ORIGINAL: Kitakami
Having actually had to program a learning AI for the simple game of Pente, I have an appreciation for what it takes to program a system that actually learns from its own (and the enemy's) mistakes.
The programming side of it is a large undertaking, and I do not think you could do a generic AI that covers every type of game... it would have to take too much into account. The problem with that is the fact that a specialized AI would, although technically a success, not be an economic success
And to the above you have to add the fact that the knowledge databases would grow, and grow, and grow... the more you play, the bigger they'd get (that's how you store knowledge for the system).
And if you want the system to be efficient, you'd have a server online, where all the registered copies of the game would dump what they have learned from the player(s) that use them, and distribute the knowledge to all the copies by means of AI updates. Otherwise a registered copy would only learn from the local players, and a player with a different style might throw it into a fit.
Doable? Yes. Worth the while of whoever does it? Don't know. But if it ever gets done, count on an industry award, because a good AI is almost a dream that can't be reached... yet.

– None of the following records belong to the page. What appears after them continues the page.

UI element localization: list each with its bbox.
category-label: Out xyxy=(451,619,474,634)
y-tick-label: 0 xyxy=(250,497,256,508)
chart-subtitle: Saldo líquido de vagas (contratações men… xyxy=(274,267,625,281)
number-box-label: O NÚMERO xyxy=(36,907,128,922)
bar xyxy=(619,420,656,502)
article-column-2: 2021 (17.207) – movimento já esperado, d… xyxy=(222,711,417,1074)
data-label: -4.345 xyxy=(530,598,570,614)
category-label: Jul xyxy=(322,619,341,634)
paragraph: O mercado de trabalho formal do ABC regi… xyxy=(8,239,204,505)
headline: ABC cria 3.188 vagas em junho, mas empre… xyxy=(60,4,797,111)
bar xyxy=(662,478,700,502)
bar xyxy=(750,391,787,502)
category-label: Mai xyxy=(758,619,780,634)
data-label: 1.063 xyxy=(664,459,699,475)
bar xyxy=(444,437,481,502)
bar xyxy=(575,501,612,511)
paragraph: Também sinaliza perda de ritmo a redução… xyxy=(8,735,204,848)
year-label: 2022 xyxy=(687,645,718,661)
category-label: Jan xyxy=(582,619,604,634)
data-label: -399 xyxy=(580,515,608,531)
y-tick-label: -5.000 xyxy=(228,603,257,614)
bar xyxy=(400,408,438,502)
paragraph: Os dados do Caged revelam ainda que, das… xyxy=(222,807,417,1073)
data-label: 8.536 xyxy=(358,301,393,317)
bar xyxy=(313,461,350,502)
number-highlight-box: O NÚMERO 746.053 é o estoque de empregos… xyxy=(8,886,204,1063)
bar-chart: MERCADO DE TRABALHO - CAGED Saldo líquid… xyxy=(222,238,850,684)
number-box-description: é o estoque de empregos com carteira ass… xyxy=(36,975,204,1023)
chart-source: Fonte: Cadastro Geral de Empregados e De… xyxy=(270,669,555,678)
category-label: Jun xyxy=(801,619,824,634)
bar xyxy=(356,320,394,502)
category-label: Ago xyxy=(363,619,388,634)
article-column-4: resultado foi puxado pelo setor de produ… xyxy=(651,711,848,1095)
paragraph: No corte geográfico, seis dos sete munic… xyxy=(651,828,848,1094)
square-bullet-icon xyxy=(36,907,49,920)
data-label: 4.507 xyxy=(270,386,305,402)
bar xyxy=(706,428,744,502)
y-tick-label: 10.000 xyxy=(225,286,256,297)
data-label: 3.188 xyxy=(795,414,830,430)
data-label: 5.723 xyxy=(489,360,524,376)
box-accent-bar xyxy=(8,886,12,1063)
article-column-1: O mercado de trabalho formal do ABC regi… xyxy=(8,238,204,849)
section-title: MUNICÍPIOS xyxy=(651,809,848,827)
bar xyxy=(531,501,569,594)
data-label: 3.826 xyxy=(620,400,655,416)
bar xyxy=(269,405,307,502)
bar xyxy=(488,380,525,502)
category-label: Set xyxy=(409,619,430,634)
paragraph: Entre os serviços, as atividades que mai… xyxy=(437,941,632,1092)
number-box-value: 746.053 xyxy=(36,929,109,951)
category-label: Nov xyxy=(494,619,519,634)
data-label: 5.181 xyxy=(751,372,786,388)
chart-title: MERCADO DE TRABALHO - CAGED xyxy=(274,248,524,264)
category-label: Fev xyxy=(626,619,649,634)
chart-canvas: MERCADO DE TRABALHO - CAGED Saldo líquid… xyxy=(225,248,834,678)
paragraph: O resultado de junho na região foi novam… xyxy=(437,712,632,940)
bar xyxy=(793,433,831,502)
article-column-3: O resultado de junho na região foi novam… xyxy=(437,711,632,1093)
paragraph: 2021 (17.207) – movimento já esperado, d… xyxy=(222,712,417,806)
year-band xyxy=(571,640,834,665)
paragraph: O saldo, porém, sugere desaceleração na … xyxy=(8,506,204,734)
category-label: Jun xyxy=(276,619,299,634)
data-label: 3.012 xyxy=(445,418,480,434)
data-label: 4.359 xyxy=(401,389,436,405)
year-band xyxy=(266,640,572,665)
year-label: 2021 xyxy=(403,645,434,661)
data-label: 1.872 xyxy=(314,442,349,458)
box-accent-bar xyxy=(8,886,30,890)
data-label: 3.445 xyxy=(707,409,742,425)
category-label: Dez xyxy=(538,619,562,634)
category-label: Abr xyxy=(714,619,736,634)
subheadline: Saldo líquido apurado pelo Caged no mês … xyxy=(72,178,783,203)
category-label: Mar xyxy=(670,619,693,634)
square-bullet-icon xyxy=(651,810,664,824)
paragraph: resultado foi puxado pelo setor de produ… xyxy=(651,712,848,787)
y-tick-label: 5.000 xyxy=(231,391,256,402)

Yes, economics is the main reason game AI's are still at about the same state they were in the 1980's. There is no economic reason for a game publisher to finance such ventures. Probably going to take a significant OpenSource effort under a GPL license, by techies who have an intrest in this area to ever come up with something useful that could then, in turn, be used by for-profit game developers to ship games with better AI's. And a client-server architecture (even both run ont he same machine) would probably be a mandatory thing in such efforts.